Paul left for the first time in 2011 when we had been married for just over a year. While he was gone, I moved us near a new base and into a new townhouse, right by the beach. I spent the seven months living alone for the first time ever (I moved from my parents' house to college and then from college to an apartment with Paul). It was a special season of my life that I have thought about often this time around. All that space! All that time! I was lonely, yes, but mostly, I was content. When deployment ended we struggled. Those first few months of fitting ourselves back together were much harder than expected.
But we adjusted. We worked on it. We set up new routines. We rebuilt our relationship, together.
And then, not even a year later, Paul deployed again. This time I was 22 weeks pregnant! I didn't want to be pregnant alone, of course, but there was stuff to do! We were moving back to San Diego! We were buying a house! I got to decorate! I had gestational diabetes so I was following a strict diet and walking after meals! I was reading books about how to have a “natural” labor! I was practicing holding ice cubes because holding ice cubes was going to prepare me for contractions! There had never been a person more ready to be a new mom than me! [Narrator: lol]
Paul was able to come home right before Ellerie was born (wouldn't you know all the ice cube holding in the world did not prevent a c-section) and then he left again when she was four days old. The final weeks of that second deployment, while he was gone and I was learning to be a mom, were some of the hardest of my life.
When the deployment was actually over and baby Ellerie and I picked Paul up at the airport in Los Angeles, I was despondent. We spent the night in a hotel and I just cried. I cried at how hard this all was. I cried that we didn't have a shared experience of the newborn days. I cried that breastfeeding hurt. I cried that he had “missed it”. I cried that he was home now and I was still drowning.
That was a tough reintegration but in a different way. I didn't have the capacity to care about our relationship; I was much too overwhelmed by the effort of rebuilding myself. It was unfathomable to me that there was anything left under the haze and panic that (for me) came with becoming a new mom.
It took a long time to find balance between all my roles. But/and life moves on. Ellerie grew. I grew. Paul grew. Piper arrived. With patience and effort (and childcare! Remember childcare?!) our family found it's footing.
Six years and four months after that second reunion we got the unexpected news that Paul would be deploying again. My mind instantly went not to the time apart but to the time that comes after the time apart.
"I don't want to do that again." I protested. “I can't believe we have to do this again!” I raged. “We are in such a good place! We can't rebuild again.” I cried.
As you know, this unexpected deployment has coincided with some unexpected global events. When Paul left I was worried about –– wait for it –– picking up the kids from two different schools, preparing dinner and doing bath and bedtime myself. THAT WAS MY CONCERN IN FEBRUARY 2020. (And here you thought pregnant Elise holding the ice cubes was naive.)

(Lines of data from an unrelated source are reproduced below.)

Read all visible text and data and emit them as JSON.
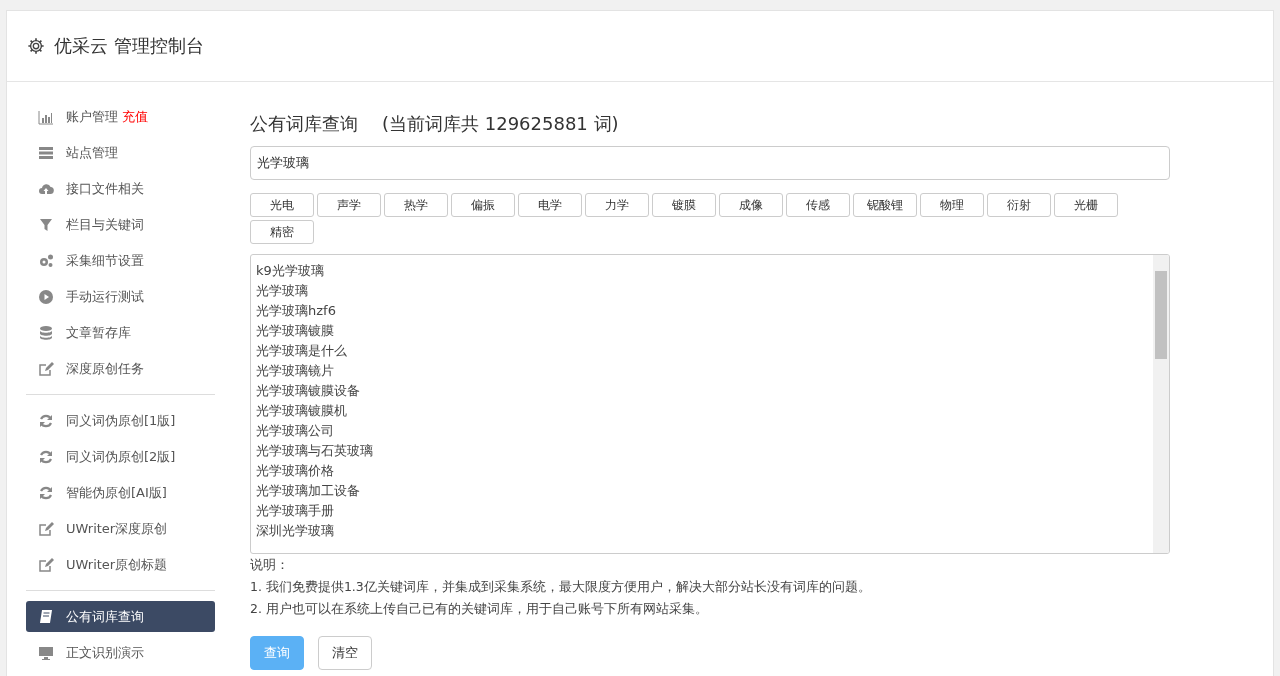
{
  "header": {
    "title": "优采云 管理控制台"
  },
  "sidebar": {
    "groups": [
      {
        "items": [
          {
            "kind": "chart",
            "label": "账户管理",
            "badge": "充值",
            "selected": false
          },
          {
            "kind": "server",
            "label": "站点管理",
            "selected": false
          },
          {
            "kind": "cloud",
            "label": "接口文件相关",
            "selected": false
          },
          {
            "kind": "filter",
            "label": "栏目与关键词",
            "selected": false
          },
          {
            "kind": "gears",
            "label": "采集细节设置",
            "selected": false
          },
          {
            "kind": "play",
            "label": "手动运行测试",
            "selected": false
          },
          {
            "kind": "database",
            "label": "文章暂存库",
            "selected": false
          },
          {
            "kind": "edit",
            "label": "深度原创任务",
            "selected": false
          }
        ]
      },
      {
        "items": [
          {
            "kind": "refresh",
            "label": "同义词伪原创[1版]",
            "selected": false
          },
          {
            "kind": "refresh",
            "label": "同义词伪原创[2版]",
            "selected": false
          },
          {
            "kind": "refresh",
            "label": "智能伪原创[AI版]",
            "selected": false
          },
          {
            "kind": "edit",
            "label": "UWriter深度原创",
            "selected": false
          },
          {
            "kind": "edit",
            "label": "UWriter原创标题",
            "selected": false
          }
        ]
      },
      {
        "items": [
          {
            "kind": "book",
            "label": "公有词库查询",
            "selected": true
          },
          {
            "kind": "monitor",
            "label": "正文识别演示",
            "selected": false
          }
        ]
      }
    ]
  },
  "main": {
    "title": "公有词库查询",
    "count_text": "(当前词库共 129625881 词)",
    "search": {
      "value": "光学玻璃"
    },
    "tags": [
      "光电",
      "声学",
      "热学",
      "偏振",
      "电学",
      "力学",
      "镀膜",
      "成像",
      "传感",
      "铌酸锂",
      "物理",
      "衍射",
      "光栅",
      "精密"
    ],
    "results": [
      "k9光学玻璃",
      "光学玻璃",
      "光学玻璃hzf6",
      "光学玻璃镀膜",
      "光学玻璃是什么",
      "光学玻璃镜片",
      "光学玻璃镀膜设备",
      "光学玻璃镀膜机",
      "光学玻璃公司",
      "光学玻璃与石英玻璃",
      "光学玻璃价格",
      "光学玻璃加工设备",
      "光学玻璃手册",
      "深圳光学玻璃"
    ],
    "notes_title": "说明：",
    "notes": [
      "1. 我们免费提供1.3亿关键词库，并集成到采集系统，最大限度方便用户，解决大部分站长没有词库的问题。",
      "2. 用户也可以在系统上传自己已有的关键词库，用于自己账号下所有网站采集。"
    ],
    "buttons": [
      {
        "label": "查询",
        "primary": true
      },
      {
        "label": "清空",
        "primary": false
      }
    ]
  }
}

But somehow it's mid-September. We are heading to the airport (in face masks!) to pick up Paul this evening. I am as fiercely independent as I was in 2012 and as desperate for help as I was in 2013. I am excited he's almost home and nervous that we once again find ourselves in a brand new world. I am so frustrated we had to do this at all and also so grateful for the stability of Paul's career path.

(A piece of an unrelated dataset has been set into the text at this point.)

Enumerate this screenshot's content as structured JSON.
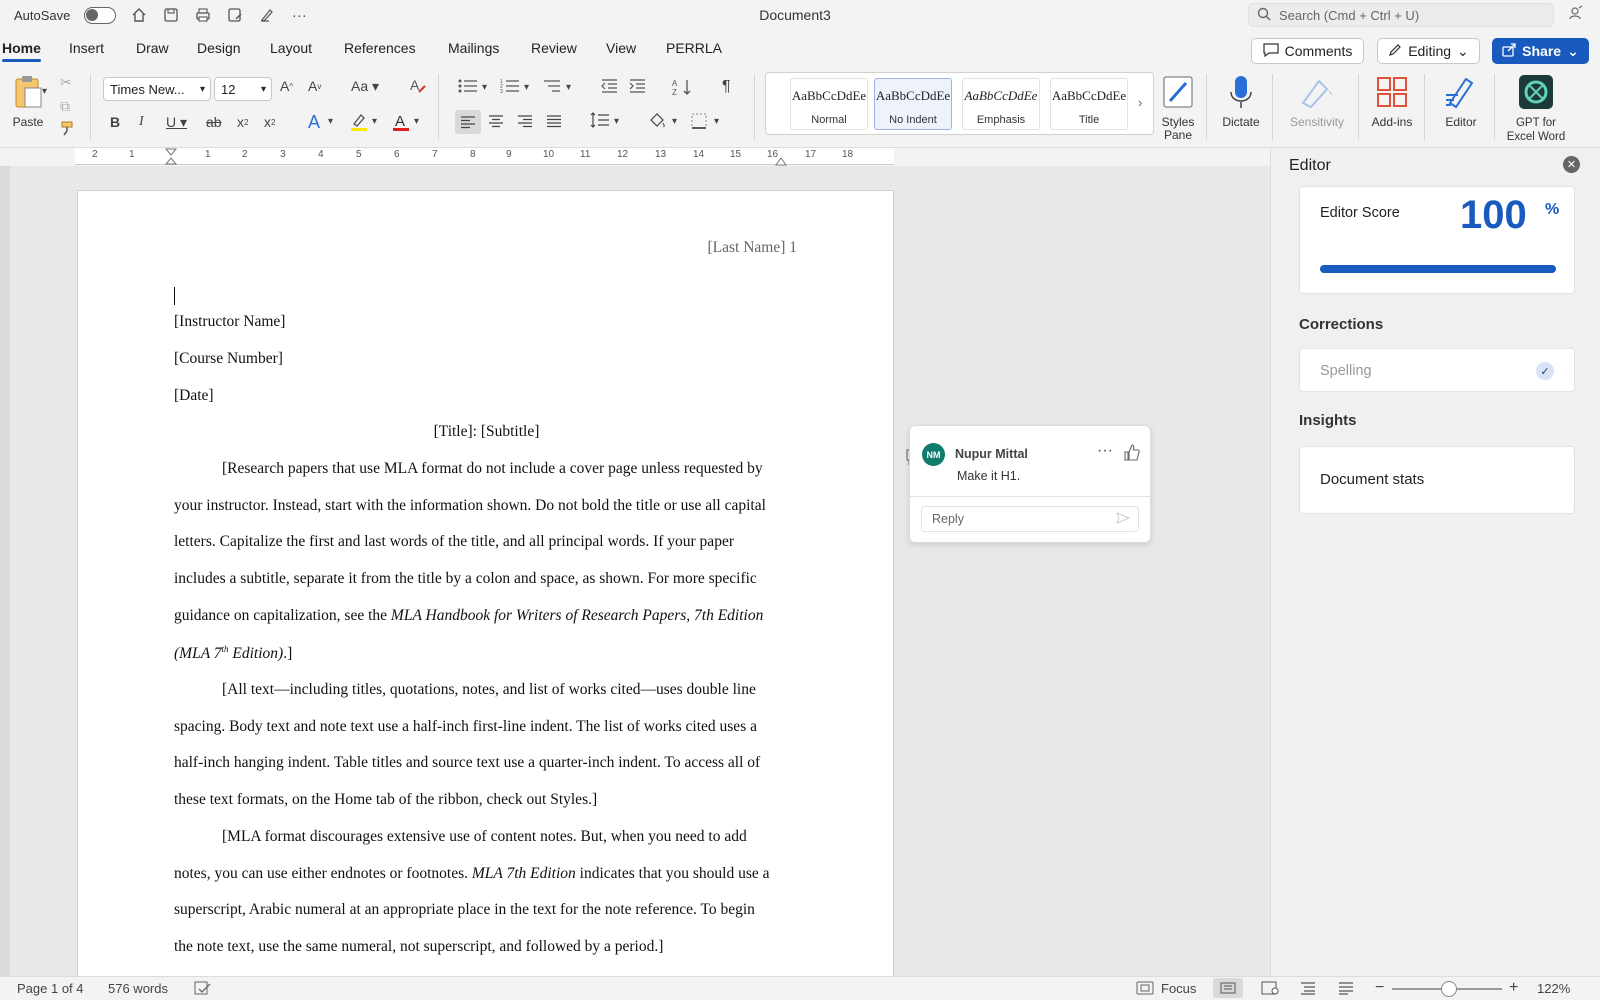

As I said, all the feelings today.
What I am reminding myself, between deep breaths and frantic vacuuming, is we have time on our side now. We've had eight extra years of building our relationship. We've had seven extra years of finding ourselves as parents. With luck, we will have decades more of both to come. Not everyone gets so many chances to “begin again” with their partner. It's not easy, but wow…the potential.